Le nouveau guide Michelin, qui sert de référence à de nombreux chefs, vient, dans sa dernière édition, d’envoyer un message lourd à la profession. Lorsque l’on sait que le Michelin a régulièrement huit à dix ans de retard sur les principaux événements et tendances de la profession, on pourrait ranger cette nouvelle orientation au rang des conversations de salon. Mais même très en retard, le guide n’a-t-il pas souligné une tendance de fond dans la restauration ?

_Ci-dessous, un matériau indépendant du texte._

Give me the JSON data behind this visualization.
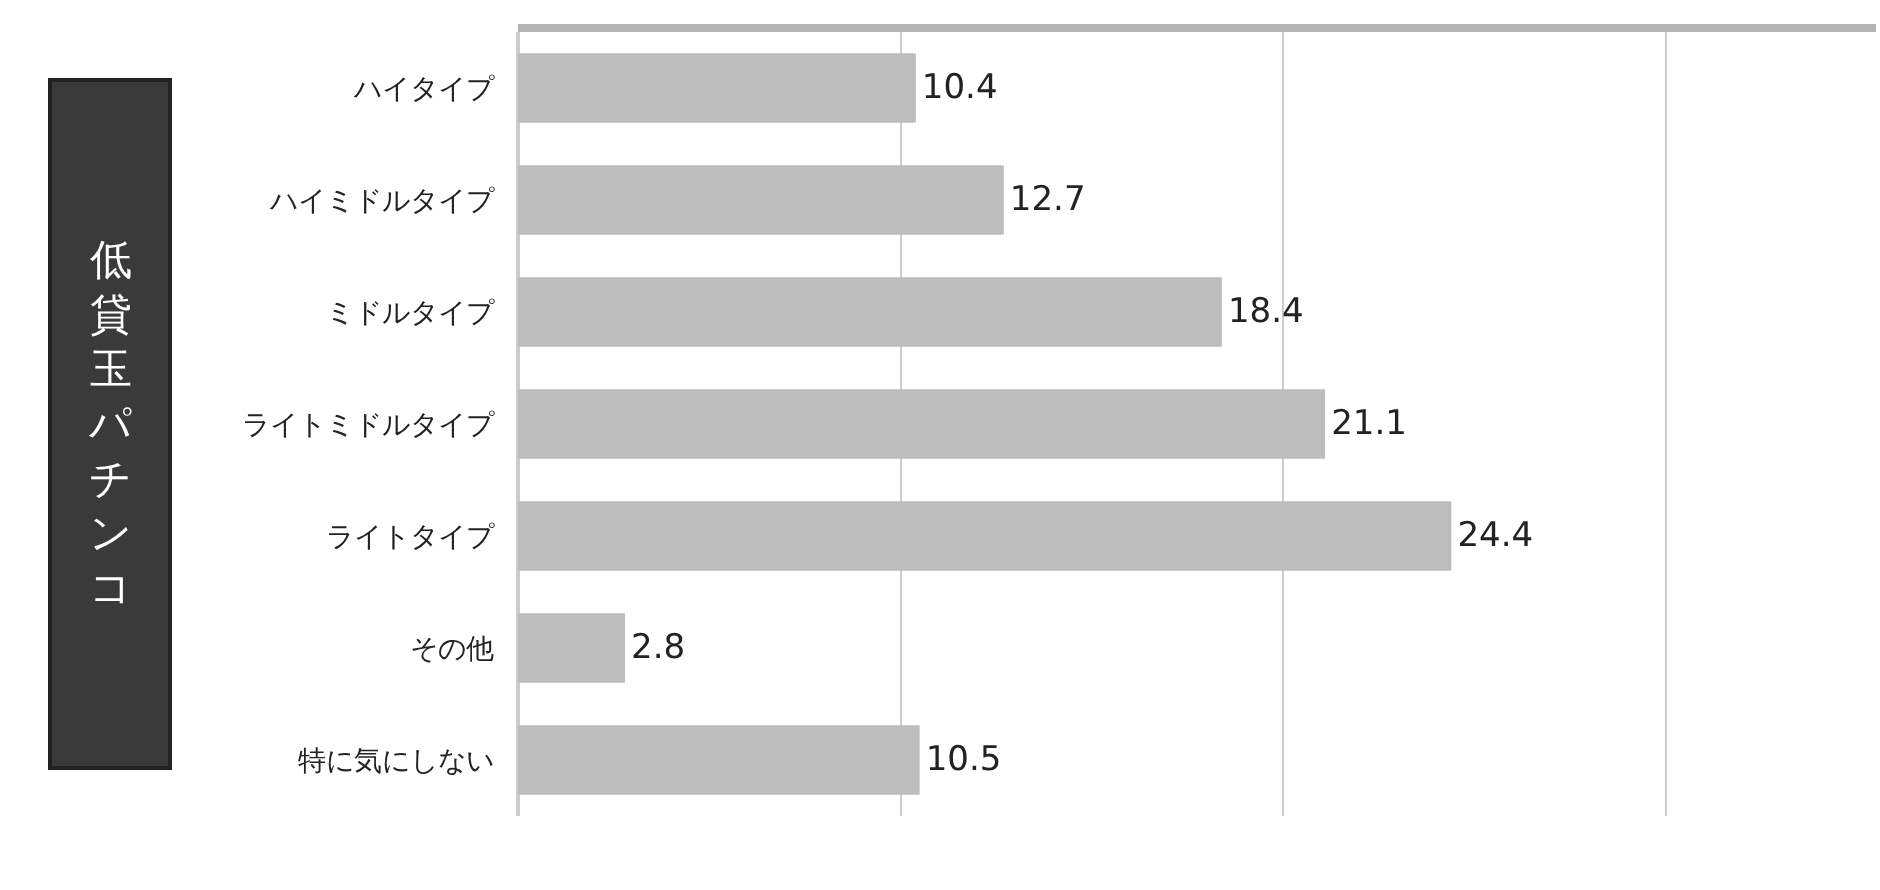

Les promotions et démotions du Guide rouge suivent un axe assez clair : fini le luxe et les établissements soutenus par un palace ou par de gros capitaux internationaux. La gastronomie française est surtout le fait de petites maisons familiales et régionales, dirigées par des chefs patrons qui se sont lancés sans moyens dans la restauration, juste avec leur talent de cuisinier. De quoi réchauffer le coeur de tous les indépendants qui pensaient, depuis dix ans, que seuls les grands groupes financiers pouvaient se payer le luxe de mettre en place des restaurants de haute gastronomie. Lorsque l’on connaît l’impact du Guide rouge sur la clientèle étrangère et la fréquentation des établissements, les chefs patrons vont accueillir le nouveau guide avec une grande bouffée d’espoir.
Si le luxe
Cette option est-elle le fruit d’une analyse de tendance ou le désir de lutter contre les évolutions inéluctables ? Michelin refuse la mondialisation, c’est clair. Mais encourager le traditionalisme à l’époque des 35 heures, n’est-ce pas dangereux ? Comment peut-on aujourd’hui travailler comme il y a vingt-cinq ans, même si l’on est très créatif, gagner de l’argent et respecter le droit du travail ? Comment peut-on séduire une clientèle de moins de 40 ans sur une cuisine qui séduit les plus de 50 ans ? Alain Ducasse, en relançant la chaîne Châteaux et Hôtels de France, avait redéfini la place de la cuisine en province dans le cadre de l’auberge, qui évite les dérives gastronomiques. Nous pensons que son analyse est pertinente pour éviter à des chefs de talent de prendre trop de risques financiers. Comme il a eu raison, on lui décerne une étoile dans son auberge et non dans son Spoon qui a une réussite mondiale.
Il est bon de renforcer le maillage gastronomique de la France en honorant ses maisons traditionnelles, mais il ne faut pas que cela cache les évolutions qui se profilent.